Yoninne si sentì venire la pelle d’oca. Il sogno si era bruscamente trasformato in un incubo. — Ma tu… hai appena dichiarato che è stato molto meglio partire con noi che non continuare con la solita vita!

Pelio si chinò sul tavolo, ponendo il viso liscio e rotondo a pochi centimetri da quello di lei. Disse qualcosa che lei non capì, ma che doveva essere un’imprecazione. — Sì, l’ho creduto… e forse è vero. Ma non sapevo che voi mi ave-, vate ingannato e manovrato per farmi entrare in questa storia, come un bambino o un animale. — Parlava in fretta, quasi storpiando le parole, e per un attimo Yoninne ebbe paura che volesse schiaffeggiarla. — Invece, adesso non ho più scelta. Andremo nella Contea di Tsarang, proprio come avete programmato. Soltanto ora, però, so in quale considerazione mi tieni e se mai dovessimo uscirne vivi, io… io… — Gli mancò la voce per la rabbia e la confusione, e uscì a grandi passi dalla stanza.
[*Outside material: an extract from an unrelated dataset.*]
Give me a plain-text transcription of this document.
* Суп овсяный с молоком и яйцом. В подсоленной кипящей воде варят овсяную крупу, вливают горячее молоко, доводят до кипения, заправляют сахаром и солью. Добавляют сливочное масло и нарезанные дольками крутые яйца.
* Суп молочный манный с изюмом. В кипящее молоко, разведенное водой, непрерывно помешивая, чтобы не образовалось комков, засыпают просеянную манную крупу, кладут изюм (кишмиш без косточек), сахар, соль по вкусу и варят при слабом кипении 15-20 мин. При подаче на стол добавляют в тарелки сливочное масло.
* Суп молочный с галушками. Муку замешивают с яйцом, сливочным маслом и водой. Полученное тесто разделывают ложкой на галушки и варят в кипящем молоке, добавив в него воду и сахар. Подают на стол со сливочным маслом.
Dopo che se ne fu andato, Yoninne rimase a fissare a lungo la superficie sfregiata del tavolo. I dettagli dell’ambiente circostante si affollarono nella sua mente, come per cancellare quello che era appena successo. Il fuoco che scoppiettava nella stufa, le canzoni in sordina che provenivano dal piano inferiore, l’odore secco e fumoso che regnava in quel posto. Sentì gli occhi gonfiarsi di lacrime, e cercò di ricacciarle indietro. Non piangeva da quindici anni e avrebbe preferito andare all’inferno, piuttosto che riprovarci. Ma alla fine dovette cedere… Forse si trovava già all’inferno.